To reduce pedestrian deaths, we must restore their rights as primary street users, argues a former NYC traffic commissioner.
Writing in the New York Daily News, Sam Schwartz, former NYC traffic commissioner, calls for "an end to jaywalking laws and restoring pedestrians to their rightful place atop the hierarchy of street users." Jaywalking laws, Schwartz claims, "do not improve traffic safety, and there’s evidence that pedestrian casualties are higher where the laws are strictly enforced." It is also well-documented that these laws often target people of color and can lead to violent or fatal arrests.
"A Smart Growth America study found that seven out of the top 10 most dangerous metro areas for peds are in Florida, with Orlando topping worst, Palm Bay fourth, and Daytona Beach fifth. They are all tough on jaywalkers," writes Schwartz, indicating that jaywalking enforcement doesn't correlate with pedestrian safety.

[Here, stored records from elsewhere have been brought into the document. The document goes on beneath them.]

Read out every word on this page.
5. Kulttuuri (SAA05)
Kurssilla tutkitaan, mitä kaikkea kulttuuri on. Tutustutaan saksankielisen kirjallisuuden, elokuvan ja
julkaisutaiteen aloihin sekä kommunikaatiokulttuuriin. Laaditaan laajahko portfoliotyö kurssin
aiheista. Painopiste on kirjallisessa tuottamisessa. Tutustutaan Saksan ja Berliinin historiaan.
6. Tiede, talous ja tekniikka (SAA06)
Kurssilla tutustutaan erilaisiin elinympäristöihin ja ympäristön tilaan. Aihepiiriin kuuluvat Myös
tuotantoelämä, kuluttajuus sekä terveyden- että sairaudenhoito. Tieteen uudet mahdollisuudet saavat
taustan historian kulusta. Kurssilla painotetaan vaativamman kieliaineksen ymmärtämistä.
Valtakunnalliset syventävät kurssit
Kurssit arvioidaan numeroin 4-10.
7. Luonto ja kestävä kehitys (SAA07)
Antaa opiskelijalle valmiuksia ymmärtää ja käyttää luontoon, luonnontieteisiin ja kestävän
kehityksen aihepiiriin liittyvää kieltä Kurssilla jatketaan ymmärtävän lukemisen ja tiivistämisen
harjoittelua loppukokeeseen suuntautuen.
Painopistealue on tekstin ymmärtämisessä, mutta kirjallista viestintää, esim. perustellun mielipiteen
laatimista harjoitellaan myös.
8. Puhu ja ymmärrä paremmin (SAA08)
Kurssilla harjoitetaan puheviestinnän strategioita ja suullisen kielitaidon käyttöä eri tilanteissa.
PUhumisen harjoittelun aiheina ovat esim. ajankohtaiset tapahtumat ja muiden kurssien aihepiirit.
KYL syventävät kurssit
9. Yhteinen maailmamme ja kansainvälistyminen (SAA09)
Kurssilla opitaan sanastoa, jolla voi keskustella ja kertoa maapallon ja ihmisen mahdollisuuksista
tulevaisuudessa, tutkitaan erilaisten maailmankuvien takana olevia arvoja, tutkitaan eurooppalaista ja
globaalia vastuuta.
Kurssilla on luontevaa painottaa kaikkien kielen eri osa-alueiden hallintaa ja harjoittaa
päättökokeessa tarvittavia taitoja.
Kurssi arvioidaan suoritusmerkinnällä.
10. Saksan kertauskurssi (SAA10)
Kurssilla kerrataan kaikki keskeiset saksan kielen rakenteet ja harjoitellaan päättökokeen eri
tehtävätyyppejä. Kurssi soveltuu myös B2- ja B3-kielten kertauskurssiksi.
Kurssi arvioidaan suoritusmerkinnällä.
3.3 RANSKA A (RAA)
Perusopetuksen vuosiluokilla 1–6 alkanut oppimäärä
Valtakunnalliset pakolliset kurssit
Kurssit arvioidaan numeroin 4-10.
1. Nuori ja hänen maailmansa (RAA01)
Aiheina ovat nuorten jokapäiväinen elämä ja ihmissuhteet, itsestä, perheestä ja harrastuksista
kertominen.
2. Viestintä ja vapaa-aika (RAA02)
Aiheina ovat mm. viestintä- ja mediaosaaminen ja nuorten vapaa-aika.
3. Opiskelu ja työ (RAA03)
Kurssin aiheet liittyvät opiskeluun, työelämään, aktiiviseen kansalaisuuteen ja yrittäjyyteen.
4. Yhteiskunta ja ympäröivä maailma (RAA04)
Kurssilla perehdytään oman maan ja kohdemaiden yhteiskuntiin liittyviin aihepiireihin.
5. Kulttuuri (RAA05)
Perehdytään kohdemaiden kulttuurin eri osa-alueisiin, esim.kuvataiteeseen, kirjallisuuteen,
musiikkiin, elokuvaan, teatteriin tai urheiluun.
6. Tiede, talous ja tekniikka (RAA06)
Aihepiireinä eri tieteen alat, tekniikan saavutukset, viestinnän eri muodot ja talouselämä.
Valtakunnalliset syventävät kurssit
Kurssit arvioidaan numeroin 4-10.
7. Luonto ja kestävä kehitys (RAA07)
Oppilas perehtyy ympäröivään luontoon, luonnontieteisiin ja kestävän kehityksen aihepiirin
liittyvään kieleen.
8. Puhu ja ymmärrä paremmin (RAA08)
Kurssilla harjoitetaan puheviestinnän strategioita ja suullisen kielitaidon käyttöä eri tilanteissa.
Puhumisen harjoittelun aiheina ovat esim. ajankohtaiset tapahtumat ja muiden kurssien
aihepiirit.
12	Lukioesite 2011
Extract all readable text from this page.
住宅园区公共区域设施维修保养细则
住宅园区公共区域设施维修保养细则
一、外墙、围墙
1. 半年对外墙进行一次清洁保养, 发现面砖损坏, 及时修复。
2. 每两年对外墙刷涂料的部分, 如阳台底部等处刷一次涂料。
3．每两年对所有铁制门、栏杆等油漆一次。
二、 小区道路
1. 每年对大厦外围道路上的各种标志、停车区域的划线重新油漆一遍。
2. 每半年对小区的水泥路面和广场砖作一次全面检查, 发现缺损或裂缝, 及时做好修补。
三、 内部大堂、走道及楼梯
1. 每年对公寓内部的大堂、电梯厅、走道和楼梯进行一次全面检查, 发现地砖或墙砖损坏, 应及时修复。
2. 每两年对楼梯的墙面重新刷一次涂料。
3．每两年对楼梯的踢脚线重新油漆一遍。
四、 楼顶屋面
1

In the Netherlands, a different model has taken root. "A widely known engineer in traffic safety circles, the late Hans Monderman, radically challenged traffic engineering principles by getting rid of most traffic signals, signs and pavement markings in parts of several Dutch cities allowing people, cars, bike riders and others to negotiate sharing the space with each other as humans did until the early 20th century. The result: Drivers slowed down and crashes declined." Yet U.S. laws continue to privilege cars and ignore the safety of people outside of vehicles.
Schwartz's solution to America's rising pedestrian death rates: "get rid of jaywalking laws, design more streets for walking, slow traffic through design and once again declare pedestrians kings and queens of the road."